La dimensione delle diseguaglianze

Ora, le critiche rivolte al concetto di eguaglianza portate avanti in nome della differenza hanno aiutato a mettere in luce il fatto che i codici e i simboli culturali dominanti possono ostacolare l’eguale partecipazione all’interazione sociale di particolari gruppi o individui. Rischiano però di lasciare sullo sfondo le crescenti diseguaglianze sociali intese nel senso della diversità nelle condizioni di vita materiali. È vero cioè che le politiche della differenza hanno contribuito a ricordare i limiti di certe concezioni dell’eguaglianza e a contrastare la scarsa attenzione per la dimensione del dominio culturale e simbolico, contrastando i pregiudizi di cui soffrono particolari gruppi a causa di processi storico-sociali e culturali di misconoscimento. Tuttavia, la conseguenza – indiretta o involontaria – di questa prospettiva è stata quella di distogliere l’attenzione dalla dimensione delle diseguaglianze materiali riconducibili alla posizione socioeconomica, alla distribuzione del reddito e al modo in cui le forze di mercato determinano i profitti che spettano ai detentori di capitali.

Come dicono gli afroamericani, la ricchezza sbianca

Lo spostamento dell’attenzione dalla diseguaglianza alla differenza, dalla sfera materiale alla sfera simbolico-culturale, viene compiuto con lo scopo di contrastare un ordine sociale che attribuisce ad alcuni individui o gruppi un marchio sociale stigmatizzante. Ciò lascia tuttavia in ombra una realtà difficilmente contestabile, e cioè che qualunque politica di “trattamento preferenziale”, per quanto ragionevoli ne possano essere le motivazioni, rimarrà sostanzialmente inefficace sino a quando non saranno affrontate le strutture di dipendenza create dalle diseguaglianze materiali. Può darsi che risposte efficaci sul piano delle diseguaglianze materiali non siano risolutive, ma sono queste risposte a costituire il primo passo per sanare la ferita alla stima di sé del gruppo sociale che non viene riconosciuto. È quanto, in fondo, afferma il detto che circola tra gli afroamericani, e cioè che “la ricchezza sbianca”.

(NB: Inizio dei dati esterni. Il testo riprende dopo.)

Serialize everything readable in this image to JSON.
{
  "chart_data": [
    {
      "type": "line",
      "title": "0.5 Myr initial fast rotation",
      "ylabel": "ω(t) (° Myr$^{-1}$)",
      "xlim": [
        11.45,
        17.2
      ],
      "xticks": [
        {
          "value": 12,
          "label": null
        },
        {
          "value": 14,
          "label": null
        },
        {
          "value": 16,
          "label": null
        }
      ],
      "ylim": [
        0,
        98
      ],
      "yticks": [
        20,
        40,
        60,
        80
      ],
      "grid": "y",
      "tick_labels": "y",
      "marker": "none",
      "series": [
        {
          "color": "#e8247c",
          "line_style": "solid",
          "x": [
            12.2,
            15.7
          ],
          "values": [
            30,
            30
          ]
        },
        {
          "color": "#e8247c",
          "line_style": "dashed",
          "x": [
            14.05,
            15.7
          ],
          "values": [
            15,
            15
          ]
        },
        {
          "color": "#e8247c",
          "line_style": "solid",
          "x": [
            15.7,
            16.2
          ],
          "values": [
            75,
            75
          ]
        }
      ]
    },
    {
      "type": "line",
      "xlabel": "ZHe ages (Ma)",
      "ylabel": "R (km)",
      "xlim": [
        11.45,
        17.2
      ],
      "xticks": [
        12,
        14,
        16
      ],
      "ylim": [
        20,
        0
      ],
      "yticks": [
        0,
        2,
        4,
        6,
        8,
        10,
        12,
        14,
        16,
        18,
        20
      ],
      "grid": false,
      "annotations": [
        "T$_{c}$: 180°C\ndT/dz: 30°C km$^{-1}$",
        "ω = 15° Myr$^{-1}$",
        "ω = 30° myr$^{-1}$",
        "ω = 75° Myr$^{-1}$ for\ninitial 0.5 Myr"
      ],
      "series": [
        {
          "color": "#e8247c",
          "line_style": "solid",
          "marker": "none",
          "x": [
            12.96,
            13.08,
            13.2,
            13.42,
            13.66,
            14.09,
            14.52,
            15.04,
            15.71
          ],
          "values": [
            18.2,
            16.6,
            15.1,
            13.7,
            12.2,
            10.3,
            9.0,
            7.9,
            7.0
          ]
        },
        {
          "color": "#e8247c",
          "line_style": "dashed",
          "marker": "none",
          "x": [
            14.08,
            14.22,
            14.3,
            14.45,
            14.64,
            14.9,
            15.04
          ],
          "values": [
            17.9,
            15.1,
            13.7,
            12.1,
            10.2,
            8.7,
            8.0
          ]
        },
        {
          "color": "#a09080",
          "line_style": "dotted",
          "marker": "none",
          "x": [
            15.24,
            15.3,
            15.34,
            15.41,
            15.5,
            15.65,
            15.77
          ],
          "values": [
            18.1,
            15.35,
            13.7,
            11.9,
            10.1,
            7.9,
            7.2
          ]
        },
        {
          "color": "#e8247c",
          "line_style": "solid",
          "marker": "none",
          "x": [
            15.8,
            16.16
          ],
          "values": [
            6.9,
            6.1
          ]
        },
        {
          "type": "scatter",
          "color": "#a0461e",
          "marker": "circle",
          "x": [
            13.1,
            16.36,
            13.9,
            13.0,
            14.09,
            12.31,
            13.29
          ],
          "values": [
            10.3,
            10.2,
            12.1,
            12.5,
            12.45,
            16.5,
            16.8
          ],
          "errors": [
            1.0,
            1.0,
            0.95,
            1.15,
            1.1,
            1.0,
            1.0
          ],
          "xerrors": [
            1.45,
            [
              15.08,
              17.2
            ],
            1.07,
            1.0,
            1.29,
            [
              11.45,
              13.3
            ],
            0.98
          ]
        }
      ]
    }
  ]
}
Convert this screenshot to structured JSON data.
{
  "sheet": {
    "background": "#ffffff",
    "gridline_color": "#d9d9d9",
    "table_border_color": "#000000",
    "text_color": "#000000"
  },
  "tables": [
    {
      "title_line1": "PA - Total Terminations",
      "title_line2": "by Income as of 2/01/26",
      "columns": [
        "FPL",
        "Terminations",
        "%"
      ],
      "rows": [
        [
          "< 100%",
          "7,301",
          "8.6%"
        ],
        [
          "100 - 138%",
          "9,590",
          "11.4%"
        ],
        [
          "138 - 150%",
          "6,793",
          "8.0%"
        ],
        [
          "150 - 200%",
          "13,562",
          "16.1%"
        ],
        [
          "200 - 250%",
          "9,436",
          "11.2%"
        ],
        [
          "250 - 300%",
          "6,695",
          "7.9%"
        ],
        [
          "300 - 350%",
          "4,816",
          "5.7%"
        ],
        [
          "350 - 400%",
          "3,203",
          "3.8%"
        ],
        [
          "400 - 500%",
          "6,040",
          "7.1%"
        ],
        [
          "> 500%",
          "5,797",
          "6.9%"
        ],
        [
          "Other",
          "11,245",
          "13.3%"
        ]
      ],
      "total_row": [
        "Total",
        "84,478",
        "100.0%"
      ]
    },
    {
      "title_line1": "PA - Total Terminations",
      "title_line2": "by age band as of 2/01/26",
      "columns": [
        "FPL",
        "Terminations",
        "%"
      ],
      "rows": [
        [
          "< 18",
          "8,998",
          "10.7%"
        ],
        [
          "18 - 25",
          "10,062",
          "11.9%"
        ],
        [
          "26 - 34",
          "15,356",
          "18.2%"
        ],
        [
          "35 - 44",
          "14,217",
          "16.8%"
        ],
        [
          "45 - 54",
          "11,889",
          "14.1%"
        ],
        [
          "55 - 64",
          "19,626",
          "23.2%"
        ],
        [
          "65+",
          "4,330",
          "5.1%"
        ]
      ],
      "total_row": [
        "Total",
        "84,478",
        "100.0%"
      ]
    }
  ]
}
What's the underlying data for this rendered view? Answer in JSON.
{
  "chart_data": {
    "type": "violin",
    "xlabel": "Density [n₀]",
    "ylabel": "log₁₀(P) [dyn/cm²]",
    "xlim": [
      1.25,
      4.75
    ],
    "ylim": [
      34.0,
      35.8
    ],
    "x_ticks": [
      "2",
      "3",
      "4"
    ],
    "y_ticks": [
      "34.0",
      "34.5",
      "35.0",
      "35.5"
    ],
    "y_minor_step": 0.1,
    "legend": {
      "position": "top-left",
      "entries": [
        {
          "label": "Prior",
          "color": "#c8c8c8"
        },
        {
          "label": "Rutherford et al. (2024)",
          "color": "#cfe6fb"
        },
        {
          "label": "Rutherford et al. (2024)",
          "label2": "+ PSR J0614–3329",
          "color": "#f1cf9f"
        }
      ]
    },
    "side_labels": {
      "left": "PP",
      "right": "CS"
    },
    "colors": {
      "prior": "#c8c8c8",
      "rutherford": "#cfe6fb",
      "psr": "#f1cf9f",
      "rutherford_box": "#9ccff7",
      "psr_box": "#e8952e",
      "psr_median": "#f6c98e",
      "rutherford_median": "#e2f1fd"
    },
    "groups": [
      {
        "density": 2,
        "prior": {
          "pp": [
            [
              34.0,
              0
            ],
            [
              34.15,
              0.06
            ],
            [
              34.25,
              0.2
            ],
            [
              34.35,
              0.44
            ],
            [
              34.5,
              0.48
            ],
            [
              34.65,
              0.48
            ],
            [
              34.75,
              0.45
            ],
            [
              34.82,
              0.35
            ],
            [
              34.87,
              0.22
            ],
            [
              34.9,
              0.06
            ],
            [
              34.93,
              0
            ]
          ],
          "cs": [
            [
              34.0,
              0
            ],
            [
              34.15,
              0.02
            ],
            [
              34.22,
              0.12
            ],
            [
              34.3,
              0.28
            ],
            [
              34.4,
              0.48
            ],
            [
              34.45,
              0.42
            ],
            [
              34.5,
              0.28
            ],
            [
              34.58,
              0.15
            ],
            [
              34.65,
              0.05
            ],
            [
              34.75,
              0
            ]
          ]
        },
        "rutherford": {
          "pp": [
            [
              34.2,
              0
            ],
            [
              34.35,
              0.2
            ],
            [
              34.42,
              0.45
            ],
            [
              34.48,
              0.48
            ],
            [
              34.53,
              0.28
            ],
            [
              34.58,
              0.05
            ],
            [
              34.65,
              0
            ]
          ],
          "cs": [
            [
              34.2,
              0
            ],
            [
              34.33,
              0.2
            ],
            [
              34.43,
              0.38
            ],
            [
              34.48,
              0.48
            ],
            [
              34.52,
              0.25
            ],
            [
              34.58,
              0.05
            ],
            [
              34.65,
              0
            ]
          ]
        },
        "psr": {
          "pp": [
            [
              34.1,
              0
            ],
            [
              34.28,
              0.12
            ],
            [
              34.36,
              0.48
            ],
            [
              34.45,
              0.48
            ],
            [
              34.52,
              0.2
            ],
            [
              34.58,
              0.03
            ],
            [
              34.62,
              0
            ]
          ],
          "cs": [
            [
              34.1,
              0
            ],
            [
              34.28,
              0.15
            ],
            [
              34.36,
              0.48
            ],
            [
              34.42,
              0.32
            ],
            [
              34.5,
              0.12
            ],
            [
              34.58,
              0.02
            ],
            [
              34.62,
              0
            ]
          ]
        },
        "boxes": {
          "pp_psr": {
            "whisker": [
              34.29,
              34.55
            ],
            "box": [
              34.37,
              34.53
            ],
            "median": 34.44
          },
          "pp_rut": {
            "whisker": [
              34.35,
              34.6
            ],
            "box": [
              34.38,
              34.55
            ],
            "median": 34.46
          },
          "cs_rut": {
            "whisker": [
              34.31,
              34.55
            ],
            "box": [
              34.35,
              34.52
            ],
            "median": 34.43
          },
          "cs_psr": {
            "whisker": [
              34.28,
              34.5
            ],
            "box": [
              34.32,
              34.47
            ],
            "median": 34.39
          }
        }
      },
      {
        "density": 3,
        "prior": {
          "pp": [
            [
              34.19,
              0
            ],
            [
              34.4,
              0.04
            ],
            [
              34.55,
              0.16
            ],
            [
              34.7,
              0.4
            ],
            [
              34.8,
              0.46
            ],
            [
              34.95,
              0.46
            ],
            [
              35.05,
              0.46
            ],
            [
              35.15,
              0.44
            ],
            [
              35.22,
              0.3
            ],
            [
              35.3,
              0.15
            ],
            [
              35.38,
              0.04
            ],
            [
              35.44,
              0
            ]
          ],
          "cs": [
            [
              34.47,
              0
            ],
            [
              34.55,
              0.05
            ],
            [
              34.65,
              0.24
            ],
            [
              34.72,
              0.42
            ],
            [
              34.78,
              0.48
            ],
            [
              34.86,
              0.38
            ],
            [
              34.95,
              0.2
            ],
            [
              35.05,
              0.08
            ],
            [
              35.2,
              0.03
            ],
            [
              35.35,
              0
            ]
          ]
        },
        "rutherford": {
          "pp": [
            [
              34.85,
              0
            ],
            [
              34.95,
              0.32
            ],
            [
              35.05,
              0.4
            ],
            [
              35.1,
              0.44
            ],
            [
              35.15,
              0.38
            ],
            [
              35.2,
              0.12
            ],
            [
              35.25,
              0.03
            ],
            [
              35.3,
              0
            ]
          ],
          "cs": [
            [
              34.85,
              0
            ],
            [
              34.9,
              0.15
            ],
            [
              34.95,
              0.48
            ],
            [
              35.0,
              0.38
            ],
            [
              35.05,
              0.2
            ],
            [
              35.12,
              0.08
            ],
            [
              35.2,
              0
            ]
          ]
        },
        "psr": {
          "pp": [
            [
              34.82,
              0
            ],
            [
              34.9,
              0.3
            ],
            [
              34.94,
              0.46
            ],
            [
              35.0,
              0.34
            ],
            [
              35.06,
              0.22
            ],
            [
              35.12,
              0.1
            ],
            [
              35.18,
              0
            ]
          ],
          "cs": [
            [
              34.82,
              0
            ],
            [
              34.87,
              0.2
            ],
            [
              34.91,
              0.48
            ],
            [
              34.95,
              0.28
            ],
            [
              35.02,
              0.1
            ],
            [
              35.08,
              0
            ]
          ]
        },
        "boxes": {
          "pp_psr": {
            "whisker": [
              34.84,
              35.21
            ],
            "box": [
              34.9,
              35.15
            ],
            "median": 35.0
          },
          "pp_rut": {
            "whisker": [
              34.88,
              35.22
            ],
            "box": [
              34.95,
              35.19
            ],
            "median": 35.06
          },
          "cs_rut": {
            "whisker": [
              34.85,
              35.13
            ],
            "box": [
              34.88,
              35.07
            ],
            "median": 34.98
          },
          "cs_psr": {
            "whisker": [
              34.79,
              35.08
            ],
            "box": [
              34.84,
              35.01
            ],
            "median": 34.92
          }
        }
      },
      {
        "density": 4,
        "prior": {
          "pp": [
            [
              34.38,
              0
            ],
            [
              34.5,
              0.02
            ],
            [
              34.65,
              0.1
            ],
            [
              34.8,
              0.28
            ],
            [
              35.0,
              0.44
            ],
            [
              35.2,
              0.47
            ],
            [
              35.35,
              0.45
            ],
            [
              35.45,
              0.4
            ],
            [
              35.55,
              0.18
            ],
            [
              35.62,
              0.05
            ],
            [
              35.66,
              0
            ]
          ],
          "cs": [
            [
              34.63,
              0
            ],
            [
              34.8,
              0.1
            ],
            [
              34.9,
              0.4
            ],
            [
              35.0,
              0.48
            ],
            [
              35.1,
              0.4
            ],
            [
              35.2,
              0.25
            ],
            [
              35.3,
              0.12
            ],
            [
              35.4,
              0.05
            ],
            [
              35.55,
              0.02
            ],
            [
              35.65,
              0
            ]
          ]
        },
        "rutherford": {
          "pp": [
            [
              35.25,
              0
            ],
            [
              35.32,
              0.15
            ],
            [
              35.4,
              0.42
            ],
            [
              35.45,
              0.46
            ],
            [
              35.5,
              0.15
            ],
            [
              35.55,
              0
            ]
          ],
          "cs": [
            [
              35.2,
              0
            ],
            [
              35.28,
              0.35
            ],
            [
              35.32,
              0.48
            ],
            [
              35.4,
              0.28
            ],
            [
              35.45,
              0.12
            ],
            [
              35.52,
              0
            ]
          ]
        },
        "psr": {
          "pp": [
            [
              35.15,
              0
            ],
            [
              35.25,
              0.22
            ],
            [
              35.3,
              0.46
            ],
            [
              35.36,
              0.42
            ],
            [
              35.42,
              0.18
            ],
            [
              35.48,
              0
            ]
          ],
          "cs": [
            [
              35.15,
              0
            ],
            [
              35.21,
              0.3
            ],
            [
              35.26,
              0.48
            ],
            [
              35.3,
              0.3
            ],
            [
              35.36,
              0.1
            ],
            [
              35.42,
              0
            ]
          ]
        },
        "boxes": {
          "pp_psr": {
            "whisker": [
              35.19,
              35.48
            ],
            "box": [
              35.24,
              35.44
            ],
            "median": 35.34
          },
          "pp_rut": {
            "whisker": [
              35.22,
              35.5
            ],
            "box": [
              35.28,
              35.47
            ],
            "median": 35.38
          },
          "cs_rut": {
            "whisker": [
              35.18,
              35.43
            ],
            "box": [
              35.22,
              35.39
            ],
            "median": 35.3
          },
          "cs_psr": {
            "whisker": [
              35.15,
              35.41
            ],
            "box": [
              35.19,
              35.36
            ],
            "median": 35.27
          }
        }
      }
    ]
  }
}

Questione culturale e questione sociale

Inoltre, l’attenzione prioritaria concessa alla questione culturale rispetto alla questione sociale può risultare controproducente per il progresso verso una vera uguaglianza. Per quanto sostenuta da buone intenzioni, rischia di creare divisioni sociali anziché promuovere una solidarietà collettiva e di acuire la competizione tra gruppi e individui, minando la coesione sociale e la fiducia reciproca basata su valori condivisi. Può certo ricordare i limiti di certe concezioni dell’eguaglianza e contrastare la scarsa attenzione per la dimensione del dominio culturale e simbolico. Tuttavia, la definizione delle persone in relazione alle sole categorie identitarie rischia di privare gli individui della possibilità di essere considerati nella loro concreta individualità. Le politiche della differenza, infatti, non valorizzano pienamente la complessità di ogni singolo essere umano e lo colano invece nello stampo di una identità monocroma. E ciò rischia di generare una società frammentata, una costellazione di individui che non sono più in grado di fare società e dove l’enfasi sulle identità conduce a una competizione senza sosta fra tribù ostili l’una all’altra.